Je vais me fâcher avec les fans de la première heure de Bertrand Blier, mais tant pis. Beau-père est sorti il y a 45 ans, et d'aucuns diront qu'il est important de le remettre dans le contexte de son époque. Cependant, ce film qui raconte l'éveil et la découverte sexuelle d'une mineure par son beau-père de 30 ans a de quoi faire grincer des dents. Ariel Besse (15 ans lors du tournage) et Patrick Dewaere (33 ans) ont des contacts explicites qui mettent mal à l'aise, et qui dépassent malheureusement mes limites. Je sais bien que les conditions de tournage étaient différentes et moins encadrées à l'époque, mais ça n'excuse pas tout. Car il ne s'agit pas seulement d'une idylle cachée et silencieuse. Ils se touchent, s'embrassent.
Le film est globalement encensé par les français. Certains parlent d'une jolie histoire d'amour impossible, certes tabou, mais émouvante. Et puis merde, quoi, on peut plus rien dire, on peut plus rien faire. Aujourd'hui, dans notre triste époque, le film aurait été censuré, et puis merde, Coluche il ne pourrait plus exister dans cette société, et bla bla bla.
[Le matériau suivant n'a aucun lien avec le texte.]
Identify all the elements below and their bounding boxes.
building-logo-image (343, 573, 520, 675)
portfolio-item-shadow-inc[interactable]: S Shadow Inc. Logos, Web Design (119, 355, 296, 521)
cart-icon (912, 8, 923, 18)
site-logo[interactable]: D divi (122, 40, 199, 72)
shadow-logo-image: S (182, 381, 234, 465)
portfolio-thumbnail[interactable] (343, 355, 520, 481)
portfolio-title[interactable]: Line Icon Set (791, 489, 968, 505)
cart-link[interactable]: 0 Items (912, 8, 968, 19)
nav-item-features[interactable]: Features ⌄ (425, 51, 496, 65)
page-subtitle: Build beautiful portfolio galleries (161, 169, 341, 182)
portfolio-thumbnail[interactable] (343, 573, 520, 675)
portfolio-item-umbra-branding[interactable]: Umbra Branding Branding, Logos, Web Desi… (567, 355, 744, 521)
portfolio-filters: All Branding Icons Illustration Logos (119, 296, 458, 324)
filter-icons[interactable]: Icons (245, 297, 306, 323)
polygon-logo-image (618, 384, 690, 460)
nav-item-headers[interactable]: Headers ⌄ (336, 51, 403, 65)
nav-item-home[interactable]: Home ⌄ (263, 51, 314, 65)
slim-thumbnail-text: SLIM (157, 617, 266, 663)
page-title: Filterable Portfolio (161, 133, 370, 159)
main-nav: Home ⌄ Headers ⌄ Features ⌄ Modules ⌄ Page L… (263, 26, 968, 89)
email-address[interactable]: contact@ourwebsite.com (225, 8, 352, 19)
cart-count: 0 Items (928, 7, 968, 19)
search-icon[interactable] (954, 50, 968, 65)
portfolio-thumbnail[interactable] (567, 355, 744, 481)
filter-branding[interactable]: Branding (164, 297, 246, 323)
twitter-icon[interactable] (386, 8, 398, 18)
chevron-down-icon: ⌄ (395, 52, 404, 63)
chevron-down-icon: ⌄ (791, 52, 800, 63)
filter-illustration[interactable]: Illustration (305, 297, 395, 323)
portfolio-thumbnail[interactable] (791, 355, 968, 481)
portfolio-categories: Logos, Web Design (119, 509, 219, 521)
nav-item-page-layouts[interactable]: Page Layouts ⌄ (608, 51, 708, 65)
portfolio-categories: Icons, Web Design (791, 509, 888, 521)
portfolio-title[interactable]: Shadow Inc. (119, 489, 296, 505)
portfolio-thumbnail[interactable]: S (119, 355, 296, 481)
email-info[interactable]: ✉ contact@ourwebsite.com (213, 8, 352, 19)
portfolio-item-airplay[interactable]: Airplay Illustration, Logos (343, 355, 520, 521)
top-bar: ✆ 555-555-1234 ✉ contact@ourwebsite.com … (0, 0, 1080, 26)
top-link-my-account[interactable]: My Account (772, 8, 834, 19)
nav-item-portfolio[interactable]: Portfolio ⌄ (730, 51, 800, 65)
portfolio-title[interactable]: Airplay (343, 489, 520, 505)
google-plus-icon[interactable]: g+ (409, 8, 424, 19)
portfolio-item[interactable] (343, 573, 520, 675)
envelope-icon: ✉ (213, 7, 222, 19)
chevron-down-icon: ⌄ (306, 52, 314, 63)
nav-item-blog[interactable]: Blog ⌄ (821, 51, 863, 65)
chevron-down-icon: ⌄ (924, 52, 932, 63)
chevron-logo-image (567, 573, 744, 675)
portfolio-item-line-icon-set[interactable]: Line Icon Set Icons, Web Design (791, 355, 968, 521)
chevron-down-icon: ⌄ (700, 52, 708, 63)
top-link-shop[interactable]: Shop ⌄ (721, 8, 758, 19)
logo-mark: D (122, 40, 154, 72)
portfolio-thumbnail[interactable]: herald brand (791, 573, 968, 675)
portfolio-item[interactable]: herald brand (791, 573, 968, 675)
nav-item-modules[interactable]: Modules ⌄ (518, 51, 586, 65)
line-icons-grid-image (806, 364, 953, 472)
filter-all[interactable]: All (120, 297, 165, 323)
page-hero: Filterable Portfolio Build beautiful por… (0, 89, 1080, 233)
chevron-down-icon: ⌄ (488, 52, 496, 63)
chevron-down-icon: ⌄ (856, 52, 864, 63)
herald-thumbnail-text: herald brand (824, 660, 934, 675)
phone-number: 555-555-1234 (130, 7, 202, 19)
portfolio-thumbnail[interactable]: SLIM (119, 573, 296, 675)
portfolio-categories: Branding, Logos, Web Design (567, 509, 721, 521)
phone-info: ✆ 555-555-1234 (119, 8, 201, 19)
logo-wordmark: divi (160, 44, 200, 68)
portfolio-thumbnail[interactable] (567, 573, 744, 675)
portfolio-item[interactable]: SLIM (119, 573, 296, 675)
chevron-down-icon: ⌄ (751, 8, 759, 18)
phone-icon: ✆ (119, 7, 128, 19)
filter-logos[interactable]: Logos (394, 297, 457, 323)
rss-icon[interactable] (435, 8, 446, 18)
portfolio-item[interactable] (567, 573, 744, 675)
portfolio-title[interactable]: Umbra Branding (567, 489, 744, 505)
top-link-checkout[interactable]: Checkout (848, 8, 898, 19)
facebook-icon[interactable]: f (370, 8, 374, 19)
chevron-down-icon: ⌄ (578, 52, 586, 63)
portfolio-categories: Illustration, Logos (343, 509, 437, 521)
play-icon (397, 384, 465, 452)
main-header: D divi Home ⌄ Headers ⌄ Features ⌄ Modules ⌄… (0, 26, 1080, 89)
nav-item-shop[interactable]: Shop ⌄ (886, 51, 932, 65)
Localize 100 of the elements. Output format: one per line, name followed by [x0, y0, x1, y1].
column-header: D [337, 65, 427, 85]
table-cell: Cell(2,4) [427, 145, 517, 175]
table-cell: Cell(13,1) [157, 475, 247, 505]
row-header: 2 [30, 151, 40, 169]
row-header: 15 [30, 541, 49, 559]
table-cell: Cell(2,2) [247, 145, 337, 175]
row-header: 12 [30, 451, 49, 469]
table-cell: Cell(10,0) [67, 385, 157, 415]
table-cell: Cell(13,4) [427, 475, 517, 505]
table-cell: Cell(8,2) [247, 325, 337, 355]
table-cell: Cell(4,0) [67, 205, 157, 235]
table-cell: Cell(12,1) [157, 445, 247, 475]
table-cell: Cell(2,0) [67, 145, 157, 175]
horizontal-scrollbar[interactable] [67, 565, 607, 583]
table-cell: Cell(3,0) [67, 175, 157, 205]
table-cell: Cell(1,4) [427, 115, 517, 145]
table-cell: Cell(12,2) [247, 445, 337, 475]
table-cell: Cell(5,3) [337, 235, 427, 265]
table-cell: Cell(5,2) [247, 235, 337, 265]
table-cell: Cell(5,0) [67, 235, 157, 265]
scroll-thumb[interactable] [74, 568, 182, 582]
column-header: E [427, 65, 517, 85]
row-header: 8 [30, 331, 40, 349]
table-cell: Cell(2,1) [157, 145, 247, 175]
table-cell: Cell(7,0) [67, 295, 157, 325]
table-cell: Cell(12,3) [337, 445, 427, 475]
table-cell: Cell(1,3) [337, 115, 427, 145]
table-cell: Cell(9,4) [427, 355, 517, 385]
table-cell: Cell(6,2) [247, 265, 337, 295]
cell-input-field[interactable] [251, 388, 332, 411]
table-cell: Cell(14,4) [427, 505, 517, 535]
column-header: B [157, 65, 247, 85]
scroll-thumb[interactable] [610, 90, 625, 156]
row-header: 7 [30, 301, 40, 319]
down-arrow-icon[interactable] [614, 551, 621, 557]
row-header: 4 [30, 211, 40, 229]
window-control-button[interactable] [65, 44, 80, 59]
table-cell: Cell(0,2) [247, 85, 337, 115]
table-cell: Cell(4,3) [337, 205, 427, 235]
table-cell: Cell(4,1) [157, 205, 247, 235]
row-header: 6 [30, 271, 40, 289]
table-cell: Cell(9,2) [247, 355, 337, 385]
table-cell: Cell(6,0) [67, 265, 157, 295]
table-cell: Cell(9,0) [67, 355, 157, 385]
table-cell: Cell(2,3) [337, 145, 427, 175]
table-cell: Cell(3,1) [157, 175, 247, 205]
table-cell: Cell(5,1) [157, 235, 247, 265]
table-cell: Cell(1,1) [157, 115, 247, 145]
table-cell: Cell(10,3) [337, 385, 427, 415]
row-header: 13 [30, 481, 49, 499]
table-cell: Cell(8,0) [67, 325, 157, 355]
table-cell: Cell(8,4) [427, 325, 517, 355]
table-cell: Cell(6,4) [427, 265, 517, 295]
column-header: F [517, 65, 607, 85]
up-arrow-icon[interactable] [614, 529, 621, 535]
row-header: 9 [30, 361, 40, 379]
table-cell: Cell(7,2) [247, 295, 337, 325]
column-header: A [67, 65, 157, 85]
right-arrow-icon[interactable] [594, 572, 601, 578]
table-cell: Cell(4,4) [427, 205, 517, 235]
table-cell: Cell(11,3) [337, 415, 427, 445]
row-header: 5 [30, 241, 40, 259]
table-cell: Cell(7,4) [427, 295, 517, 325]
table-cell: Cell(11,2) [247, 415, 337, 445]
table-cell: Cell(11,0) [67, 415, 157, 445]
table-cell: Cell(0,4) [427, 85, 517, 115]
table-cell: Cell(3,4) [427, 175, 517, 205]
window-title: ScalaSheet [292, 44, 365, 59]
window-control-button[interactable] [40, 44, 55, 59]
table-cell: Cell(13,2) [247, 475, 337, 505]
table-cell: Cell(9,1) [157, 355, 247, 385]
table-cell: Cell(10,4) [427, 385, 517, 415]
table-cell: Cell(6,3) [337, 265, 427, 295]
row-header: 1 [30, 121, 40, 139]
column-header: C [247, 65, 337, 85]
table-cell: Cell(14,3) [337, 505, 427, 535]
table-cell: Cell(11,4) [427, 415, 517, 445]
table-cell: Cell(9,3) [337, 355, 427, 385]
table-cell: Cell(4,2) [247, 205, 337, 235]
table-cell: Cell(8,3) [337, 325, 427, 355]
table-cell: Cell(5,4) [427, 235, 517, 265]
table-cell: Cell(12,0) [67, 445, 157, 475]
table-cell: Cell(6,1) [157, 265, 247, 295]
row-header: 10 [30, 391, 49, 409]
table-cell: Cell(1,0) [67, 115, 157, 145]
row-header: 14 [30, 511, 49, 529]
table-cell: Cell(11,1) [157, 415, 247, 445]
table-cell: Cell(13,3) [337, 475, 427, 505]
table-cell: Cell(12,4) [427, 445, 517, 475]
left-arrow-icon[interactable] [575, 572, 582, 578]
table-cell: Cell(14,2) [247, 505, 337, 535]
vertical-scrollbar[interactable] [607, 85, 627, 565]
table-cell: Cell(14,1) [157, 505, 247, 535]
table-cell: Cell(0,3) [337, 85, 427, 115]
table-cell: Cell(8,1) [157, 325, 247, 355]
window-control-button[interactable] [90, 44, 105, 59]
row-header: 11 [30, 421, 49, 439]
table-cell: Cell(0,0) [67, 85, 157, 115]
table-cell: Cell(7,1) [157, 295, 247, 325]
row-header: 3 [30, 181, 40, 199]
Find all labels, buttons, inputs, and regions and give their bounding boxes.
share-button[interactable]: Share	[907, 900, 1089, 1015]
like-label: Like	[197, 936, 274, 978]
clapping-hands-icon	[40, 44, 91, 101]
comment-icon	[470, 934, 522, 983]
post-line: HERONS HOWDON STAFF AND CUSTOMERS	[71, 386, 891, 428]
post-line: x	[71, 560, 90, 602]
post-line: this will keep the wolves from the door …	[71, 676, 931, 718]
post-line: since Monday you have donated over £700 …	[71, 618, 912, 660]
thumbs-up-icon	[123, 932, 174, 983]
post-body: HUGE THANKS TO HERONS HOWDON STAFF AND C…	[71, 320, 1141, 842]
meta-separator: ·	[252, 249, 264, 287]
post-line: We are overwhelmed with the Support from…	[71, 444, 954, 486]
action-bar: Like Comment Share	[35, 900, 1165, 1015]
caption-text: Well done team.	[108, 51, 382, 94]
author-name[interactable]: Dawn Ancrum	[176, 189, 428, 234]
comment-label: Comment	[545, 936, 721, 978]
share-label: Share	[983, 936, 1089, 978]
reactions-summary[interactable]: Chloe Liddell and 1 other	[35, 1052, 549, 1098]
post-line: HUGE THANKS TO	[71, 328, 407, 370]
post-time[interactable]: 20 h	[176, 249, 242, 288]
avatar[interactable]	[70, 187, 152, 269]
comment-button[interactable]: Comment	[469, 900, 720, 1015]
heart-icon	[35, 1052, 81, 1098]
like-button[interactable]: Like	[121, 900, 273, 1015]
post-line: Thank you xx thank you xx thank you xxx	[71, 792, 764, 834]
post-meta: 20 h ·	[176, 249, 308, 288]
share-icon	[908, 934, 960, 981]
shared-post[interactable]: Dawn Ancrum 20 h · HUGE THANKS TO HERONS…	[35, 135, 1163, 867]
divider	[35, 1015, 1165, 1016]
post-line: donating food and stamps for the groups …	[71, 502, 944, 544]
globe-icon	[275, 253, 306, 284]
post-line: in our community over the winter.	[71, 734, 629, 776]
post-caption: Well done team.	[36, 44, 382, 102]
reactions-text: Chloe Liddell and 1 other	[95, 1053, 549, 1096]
Qu'on me comprenne bien : je ne suis pas contre la thématique du film. Évoquer des sujets aussi délicats que l'inceste, c'est nécessaire, et Beau-père n'encourage pas ces pratiques. Ce n'est donc pas le scénario qui me chiffonne, mais l'utilisation d'Ariel Besse pour incarner cette jeune fille manipulatrice. Ce qui m'inquiète, ce sont aussi les réactions de certains spectateurs devant ce qu'ils considèrent être un chef d'œuvre. J'ai lu des critiques qui m'ont estomaqué, des choses qui m'ont fait froid dans le dos. Par exemple : qu'il est regrettable qu'un adulte ne puisse plus caresser la poitrine d'une mineure sur un tournage aujourd'hui. Oui, regrettable ! Ce sont sans doute les mêmes qui trouvent que Gainsbourg avait un côté cool lorsqu'il expliquait à Houston qu'il voulait la baiser. Pourquoi pas.
Pour en revenir au film, vous m'excuserez, mais voir un type de 30 balais tripoter une gamine de 14 ans, c'est pas mon délire. Le fait que certains qualifient ça de romance... ça me sidère. Je pense même que ça me terrifie. Beau-père aurait pu être autrement plus ambigu, fin, sensible. Ici, Ariel Besse déclame froidement des répliques apprises par cœur et absolument pas réalistes. À quel moment une gamine insiste à ce point pour obtenir des faveurs sexuelles de son beau-père ? Bertrand Blier décrit ici une jeune fille manipulatrice, qui finit par avoir raison de celui qui l'a élevée : devant son assurance et ses arguments, l'homme craque. Je ne tiens pas à faire de mauvais procès au cinéaste, mais le comportement de Marion dans ce film laisse un arrière-goût désagréable de fantasme tordu. M'enfin, je suis peut-être trop coincé, trop prude ? Trop con ? Ok.
On pourrait me rétorquer que le but est de provoquer. Que c'est du cinéma. Et c'est peut-être bien le seul argument que je pourrais entendre, car niveau mis en scène, Beau-père est travaillé. Si on met de côté la controverse, ce film est superbe tant sur l'image que sur l'utilisation de la caméra, il faut l'admettre. Patrick Dewaere, quant à lui, est toujours aussi fou, aussi doué, et je suis persuadé que son comportement sur le tournage fut le plus respectueux possible à l'égard de sa jeune partenaire.
C'est du cinéma, oui. Mais Ariel Besse, elle, ce n'est pas un personnage. C'est une actrice, ou plutôt une gamine dont l'image a été exploitée jusqu'à être montrée seins nus sur de grandes affiches à travers la France, sans son accord ni celui de ses parents. L'image qu'elle donne dans Beau-père, au-delà même de l'inceste, c'est celle d'une "femme-objet", comme le dit Marion lorsqu'elle explique à son Rémi qu'il peut faire ce qu'il veut d'elle. Je ne vois pas bien l'intérêt.
C'est du cinéma, oui. Mais lorsque, sur le tournage de Cannibal Holocaust, un acteur décapite et dépèce une tortue pour les besoins du film, on ne dit pas que c'est du cinéma. On dit que c'est dégueulasse, car la réalité a dépassé la fiction. Dans Beau-père, c'est pareil. Quand une actrice de 14 ans se montre nue à l'écran et qu'elle enchaîne des répliques qui n'ont aucun sens pour une ado de cet âge, et bien c'est dégueulasse.